Start Artist Song Time Album Year
0:02:19 Materialeyes Longship 5:25 Inside Out 2023
0:08:20 Ivan The Tolerable String To Ball 4:26 Ritual In Transfigured Time 2023
0:13:10 Steve Broomhead Sun – Moon 4:25 The Night the Stars Fell from the Sky 2023
0:18:01 Flaer Follow 3:49 Preludes 2023
0:22:17 Dengue Fever Wake Me Up Slowly 3:21 Ting Mong 2023
0:25:58 Fearful Symmetry Shifting Sands Extended Play 14:56 The Difficult Second 2023
0:41:26 Hanford Flyover Shallow Waters 6:07 Source 2023
0:47:56 In The Labyrinth Sanctus 3:18 To our rescue 2023
0:51:42 Olivia Cheney Montagne que tu es haute 2:43 Six French Songs 2023
0:54:59 Rafe Pearlman Awen 4:06 Kanu 2023
0:59:41 Quicksilver Night Ft. Dikajee For You 6:44 P’tichka 2023
  1. Manchester trio Materialeyes return with another fine offering of progressive music, played as it should be. The pieces are mostly epic in length, complex, and each one tells a story. True to the story-teller’s pantheon, you’ll hear tales of caution, haunting history, and even a recitation of a nightmare apparently caused by a Wensleydale cheese.
    1. Ambient psychedelic with severe lashings of jazz from the UK. This is the brainchild of Oli Heffernan on bass, guitar, drum machines, synths, with additional players providing drums, vibraphone, sax, flute, trumpet, and French horn. Perfectly hypnotic and addictive
      1. These pieces are all rather dark and moody, precisely what I enjoy. You get a sense of eavesdropping into the sessions within this multi-instrumentalist’s studio, perhaps as the music drifts from an open window long after midnight. Synths, impassioned guitars and hushed vocals add to the feeling of intimacy and desolation
        1. These are just beautiful short pieces by a painter and multi-instrumentalist from London, Realf Heygate. They are comprised of acoustic guitar, piano, and cello, along with some field recordings which draw the mind to eerie pastoral settings. Best listened through in their entirety, the only quarrel I have with this debut is that it is all too short. I hope that we won’t have to wait too long for the next one.
          1. Hailing from Los Angeles, this multicultural foray espouses the members’ Cambodian roots with 60’s and 70’s pop, psych, and other World music elements. Sung in both English and Cambodian, it’s simultaneously quirky and charming. I love the very Cambodian Silver Fish, but it’s too short, and pivoting between the opening and closing tracks, I’m going with the closer, Wake Me Up Slowly, to illustrate the gist of what you’ll find to enjoy here.

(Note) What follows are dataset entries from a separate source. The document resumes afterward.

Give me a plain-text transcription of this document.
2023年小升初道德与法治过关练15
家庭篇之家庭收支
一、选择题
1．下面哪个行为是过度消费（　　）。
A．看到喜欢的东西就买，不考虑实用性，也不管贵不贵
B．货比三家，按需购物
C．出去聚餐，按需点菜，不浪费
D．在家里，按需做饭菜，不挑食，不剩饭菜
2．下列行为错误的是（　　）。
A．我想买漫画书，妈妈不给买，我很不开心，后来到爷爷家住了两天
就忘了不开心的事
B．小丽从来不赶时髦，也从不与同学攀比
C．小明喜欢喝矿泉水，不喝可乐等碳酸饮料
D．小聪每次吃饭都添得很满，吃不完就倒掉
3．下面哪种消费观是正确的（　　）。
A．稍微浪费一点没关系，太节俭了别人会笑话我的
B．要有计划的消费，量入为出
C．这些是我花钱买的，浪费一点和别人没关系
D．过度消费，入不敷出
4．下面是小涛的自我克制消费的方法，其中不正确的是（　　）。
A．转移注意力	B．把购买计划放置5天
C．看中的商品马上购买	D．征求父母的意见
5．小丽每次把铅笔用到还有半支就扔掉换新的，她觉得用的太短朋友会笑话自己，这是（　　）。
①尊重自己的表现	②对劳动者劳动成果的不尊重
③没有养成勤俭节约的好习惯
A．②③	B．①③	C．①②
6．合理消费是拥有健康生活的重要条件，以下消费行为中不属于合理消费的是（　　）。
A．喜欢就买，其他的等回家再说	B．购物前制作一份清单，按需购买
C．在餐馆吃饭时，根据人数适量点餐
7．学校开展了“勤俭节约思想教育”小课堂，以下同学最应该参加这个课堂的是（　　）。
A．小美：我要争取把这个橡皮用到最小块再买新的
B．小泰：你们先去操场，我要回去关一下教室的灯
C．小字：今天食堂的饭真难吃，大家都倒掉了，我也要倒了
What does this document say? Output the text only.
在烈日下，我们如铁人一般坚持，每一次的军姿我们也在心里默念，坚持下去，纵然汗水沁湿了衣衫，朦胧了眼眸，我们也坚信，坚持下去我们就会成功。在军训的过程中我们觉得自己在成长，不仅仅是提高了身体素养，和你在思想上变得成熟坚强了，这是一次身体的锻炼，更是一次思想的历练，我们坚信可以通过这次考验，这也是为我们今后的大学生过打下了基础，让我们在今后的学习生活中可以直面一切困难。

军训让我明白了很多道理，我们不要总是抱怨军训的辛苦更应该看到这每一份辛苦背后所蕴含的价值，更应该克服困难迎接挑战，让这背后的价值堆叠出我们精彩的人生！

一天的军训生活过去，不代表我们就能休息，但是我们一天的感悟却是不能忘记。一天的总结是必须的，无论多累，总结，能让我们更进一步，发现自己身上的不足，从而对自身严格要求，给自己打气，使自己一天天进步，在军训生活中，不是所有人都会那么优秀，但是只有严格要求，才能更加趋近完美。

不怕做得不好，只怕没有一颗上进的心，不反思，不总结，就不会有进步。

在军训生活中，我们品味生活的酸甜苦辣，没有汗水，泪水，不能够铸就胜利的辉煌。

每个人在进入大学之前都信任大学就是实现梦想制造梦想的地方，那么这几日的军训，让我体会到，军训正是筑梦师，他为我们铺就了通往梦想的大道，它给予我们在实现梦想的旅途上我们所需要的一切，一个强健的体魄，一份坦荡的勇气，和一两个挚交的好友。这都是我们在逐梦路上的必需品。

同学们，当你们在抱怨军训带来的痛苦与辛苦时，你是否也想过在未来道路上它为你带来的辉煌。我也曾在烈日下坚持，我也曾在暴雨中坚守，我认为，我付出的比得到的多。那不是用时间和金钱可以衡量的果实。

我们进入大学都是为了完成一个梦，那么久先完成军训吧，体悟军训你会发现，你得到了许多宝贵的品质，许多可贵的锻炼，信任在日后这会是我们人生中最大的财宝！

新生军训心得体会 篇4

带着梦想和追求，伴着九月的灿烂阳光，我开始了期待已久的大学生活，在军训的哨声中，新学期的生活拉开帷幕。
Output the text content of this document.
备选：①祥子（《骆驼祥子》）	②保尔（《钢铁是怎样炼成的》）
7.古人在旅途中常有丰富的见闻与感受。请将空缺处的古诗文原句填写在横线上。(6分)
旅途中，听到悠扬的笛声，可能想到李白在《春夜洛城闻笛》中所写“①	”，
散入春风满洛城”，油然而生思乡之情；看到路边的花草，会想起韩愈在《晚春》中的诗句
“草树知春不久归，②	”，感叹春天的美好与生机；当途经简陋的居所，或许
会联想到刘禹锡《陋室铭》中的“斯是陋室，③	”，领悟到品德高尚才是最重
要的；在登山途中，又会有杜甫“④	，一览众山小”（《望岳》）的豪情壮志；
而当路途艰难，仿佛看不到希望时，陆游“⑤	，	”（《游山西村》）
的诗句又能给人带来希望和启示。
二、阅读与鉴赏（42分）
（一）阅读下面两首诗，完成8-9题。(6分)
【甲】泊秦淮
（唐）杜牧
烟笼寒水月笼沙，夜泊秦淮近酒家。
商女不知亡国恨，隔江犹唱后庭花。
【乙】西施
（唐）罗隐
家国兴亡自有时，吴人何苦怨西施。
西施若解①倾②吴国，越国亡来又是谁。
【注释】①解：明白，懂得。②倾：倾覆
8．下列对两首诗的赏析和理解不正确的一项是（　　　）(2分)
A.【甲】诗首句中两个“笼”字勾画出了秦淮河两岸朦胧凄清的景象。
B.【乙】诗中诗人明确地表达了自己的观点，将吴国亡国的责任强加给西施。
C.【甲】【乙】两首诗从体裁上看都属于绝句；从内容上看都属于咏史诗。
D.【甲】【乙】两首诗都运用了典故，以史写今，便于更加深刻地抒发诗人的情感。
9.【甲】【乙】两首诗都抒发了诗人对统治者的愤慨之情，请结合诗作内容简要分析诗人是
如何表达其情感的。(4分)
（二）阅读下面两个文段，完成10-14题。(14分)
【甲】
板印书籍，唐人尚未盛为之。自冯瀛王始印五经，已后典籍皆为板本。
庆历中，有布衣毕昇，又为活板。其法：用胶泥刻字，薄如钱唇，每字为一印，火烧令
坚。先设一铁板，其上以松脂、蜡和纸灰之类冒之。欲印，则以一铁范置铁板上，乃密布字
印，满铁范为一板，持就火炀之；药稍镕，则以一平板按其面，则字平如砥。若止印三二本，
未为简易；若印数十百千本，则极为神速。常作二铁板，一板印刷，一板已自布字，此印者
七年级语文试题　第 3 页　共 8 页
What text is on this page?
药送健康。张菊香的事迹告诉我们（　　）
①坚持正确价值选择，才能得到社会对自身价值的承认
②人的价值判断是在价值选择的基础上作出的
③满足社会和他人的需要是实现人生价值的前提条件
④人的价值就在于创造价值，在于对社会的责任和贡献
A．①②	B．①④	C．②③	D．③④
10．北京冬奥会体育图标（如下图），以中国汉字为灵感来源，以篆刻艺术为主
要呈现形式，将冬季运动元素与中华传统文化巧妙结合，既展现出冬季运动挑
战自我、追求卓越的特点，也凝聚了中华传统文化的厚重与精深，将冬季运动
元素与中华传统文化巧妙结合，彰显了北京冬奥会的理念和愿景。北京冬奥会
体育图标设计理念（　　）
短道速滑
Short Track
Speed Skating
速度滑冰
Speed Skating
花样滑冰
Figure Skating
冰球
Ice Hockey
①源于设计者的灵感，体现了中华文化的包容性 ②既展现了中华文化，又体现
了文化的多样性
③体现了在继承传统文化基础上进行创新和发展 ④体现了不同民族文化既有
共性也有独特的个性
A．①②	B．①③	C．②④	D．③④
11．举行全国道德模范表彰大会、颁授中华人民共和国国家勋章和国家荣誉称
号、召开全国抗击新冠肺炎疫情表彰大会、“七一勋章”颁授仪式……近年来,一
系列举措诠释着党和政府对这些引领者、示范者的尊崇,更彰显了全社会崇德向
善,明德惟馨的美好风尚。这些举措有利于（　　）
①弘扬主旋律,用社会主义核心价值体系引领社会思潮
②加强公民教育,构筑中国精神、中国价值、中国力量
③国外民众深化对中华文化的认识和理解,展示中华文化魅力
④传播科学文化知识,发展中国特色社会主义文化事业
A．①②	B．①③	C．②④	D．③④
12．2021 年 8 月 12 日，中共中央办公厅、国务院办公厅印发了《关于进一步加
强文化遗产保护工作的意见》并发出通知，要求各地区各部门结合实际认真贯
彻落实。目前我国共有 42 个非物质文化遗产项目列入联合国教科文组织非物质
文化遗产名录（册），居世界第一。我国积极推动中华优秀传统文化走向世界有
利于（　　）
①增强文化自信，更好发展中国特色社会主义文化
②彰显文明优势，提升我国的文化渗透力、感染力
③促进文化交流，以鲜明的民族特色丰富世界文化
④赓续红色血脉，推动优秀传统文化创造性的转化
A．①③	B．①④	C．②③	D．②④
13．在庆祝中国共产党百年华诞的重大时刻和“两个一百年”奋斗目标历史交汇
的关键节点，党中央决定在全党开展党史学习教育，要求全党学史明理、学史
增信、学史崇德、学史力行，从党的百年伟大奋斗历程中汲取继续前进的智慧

            1. Suzi James and company have released an extended version of my favourite track from their Difficult Second release of last year, over three times the length of the original. And it is even better than it was before. This version extends itself with guitar, oud, violin and flute solos and is an absolute delight.
              1. Duo from the UK brings us neo-psych with folk and electronica elements. Very washy and effected vocals, with wavery, quavery instrumentation. The music is lush and dense, yet it remains airy and light. Lysergic lyrics weave their way amongst the curtains of sound. The guitars in particular often veer into heavy territory, and satisfyingly so. I love the whole thing, the more I listen to it. Shallow Waters should lure you in.
                1. A long-awaited recording for me is this gem from Sweden’s Peter Lindhal, with his array of too many ethnic instruments to list, and talented friends on several others that he has brought on to round out the project. The sound is psychedelic folk, with forays into early and medieval music, but often tackling more contemporary themes.
                  1. Olivia Chaney’s brought her beautiful voice to France this time, in an EP spanning the time from medieval ballads to a bit of 1960’s pop. The arrangements are simple, as suits this material, letting her voice shine, and lending an air of small villages, cafés, and bucolic countryside charm. My only complaint is that six is not enough.
                    1. This recording is positively unearthly, with an introduction to the artist reading that he “started his singing career with the wolves, ravens, and sled dogs of the Alaskan wilderness.” A majority of the instrumentation is acoustic, and some are exotic, such as kora and tablas, but there is one rocker on it. The tracks shimmer with the hushed vocals and lyrics that speak much of nature, reverence, and eternity. My favourite track is the heartbreakingly resplendent Awen
                  1. This collaboration of Warren “Chip” Russell and Dikajee finally see daylight. The music all emanated from Chip, lyrical duties were split between he and Dikajee. The trio of guest guitarists were perfectly chosen to make the material shine, and grandmaster Russell’s production is flawless. As expected, the vocals are superb, as Olja Dikajee proves she can be forceful as well as delicate and complex in her delivery, utilizing her impressive full vocal range. This was entirely worth the wait.